Over the past ten years, it’s become increasingly common for both the gaming press and the industry to describe video games in terms of “casual” and “core” audiences. If you want to convince a publisher to fund your studio’s game, you have to tell them that it’s either targeted at the big-spending core gamer who loves his Halo or the casual gamer, he who loves Angry Birds. PopCap Games is one of the studios responsible for this division becoming an industry standard. Its puzzle game Bejeweled is a classic and casual gamer staple. Based on job postings within the studio, though, PopCap is turning away from its roots.
PopCap Games and parent company Electronic Arts posted an advertisement for a “Generalist” software engineer with the studio at the beginning of November. Necessary skills required include experience with existing game engines, the ability to write in C++ coding language, and experience designing games for the PlayStation 3 and Xbox 360. Since PopCap’s specialty is in PC and mobile games, that last requirement is surprising enough. More surprising is the listing’s description of the project that engineer will work on, namely a AAA title.
That specific language is telling. PopCap makes quality games, as evidenced by the popularity and success of not just Bejeweled but games like Plants vs. Zombies as well. Those games tend not to command the budgets and resources of others Electronic Arts describes as AAA titles. A “triple-A” Electronic Arts game is a Mass Effect 3, not Plants vs. Zombies.

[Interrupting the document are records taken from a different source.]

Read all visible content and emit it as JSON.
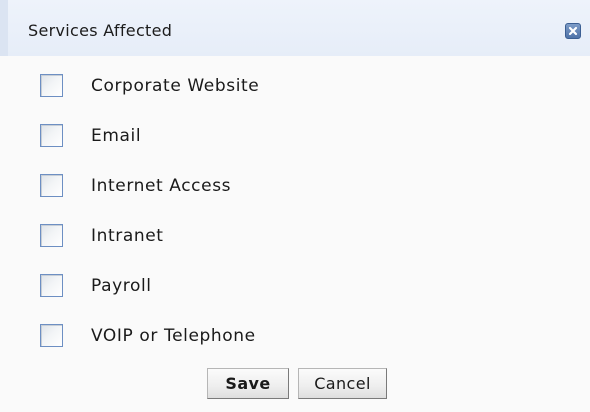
{
  "dialog": {
    "title": "Services Affected",
    "close_icon": "close-icon",
    "colors": {
      "header_background": "#e6edf8",
      "close_button": "#4f73a8",
      "checkbox_border": "#6d8fc3"
    }
  },
  "services": [
    {
      "label": "Corporate Website",
      "checked": false
    },
    {
      "label": "Email",
      "checked": false
    },
    {
      "label": "Internet Access",
      "checked": false
    },
    {
      "label": "Intranet",
      "checked": false
    },
    {
      "label": "Payroll",
      "checked": false
    },
    {
      "label": "VOIP or Telephone",
      "checked": false
    }
  ],
  "buttons": {
    "save_label": "Save",
    "cancel_label": "Cancel"
  }
}
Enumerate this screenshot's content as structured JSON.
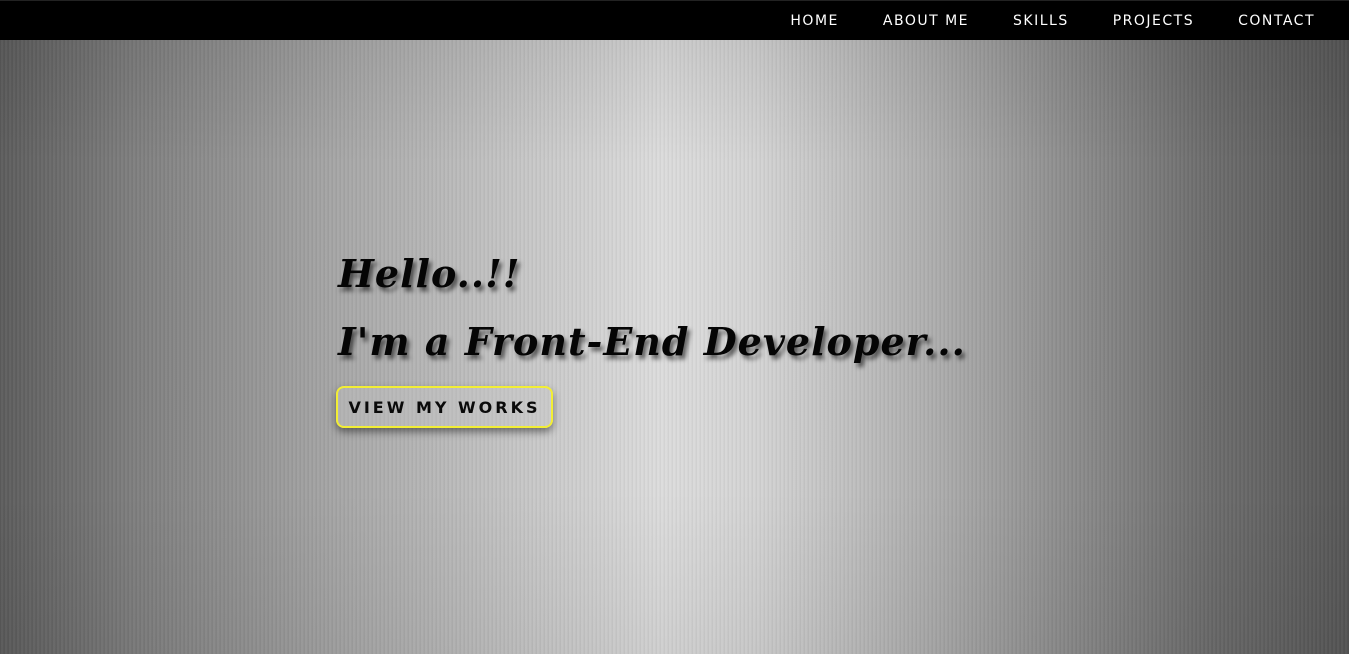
{
  "nav": {
    "items": [
      {
        "label": "HOME"
      },
      {
        "label": "ABOUT ME"
      },
      {
        "label": "SKILLS"
      },
      {
        "label": "PROJECTS"
      },
      {
        "label": "CONTACT"
      }
    ]
  },
  "hero": {
    "greeting_line1": "Hello..!!",
    "greeting_line2": "I'm a Front-End Developer...",
    "cta_label": "VIEW MY WORKS"
  },
  "colors": {
    "navbar_bg": "#000000",
    "nav_text": "#ffffff",
    "cta_border": "#f2ee34",
    "headline_text": "#050505"
  }
}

In August, the columnist Superannuation noted that PopCap was hiring a 3D animator for a new team who would be working on blending “gameplay storytelling, and character movement” while also helping with “prototype creation and the directing of actors and stuntmen during motion capture session.” It was also looking for a multiplayer designer with experience “on a shipped shooter or action title” and “designing levels where the player has a lot of freedom to manipulate the gamplay space (destruction, construction, modification.)”
These are not the sorts of duties for staff working on a small casual game.
What could PopCap be making? An unnamed source told Kotaku at the time that PopCap was making a multiplayer shooter based on Plants vs. Zombies.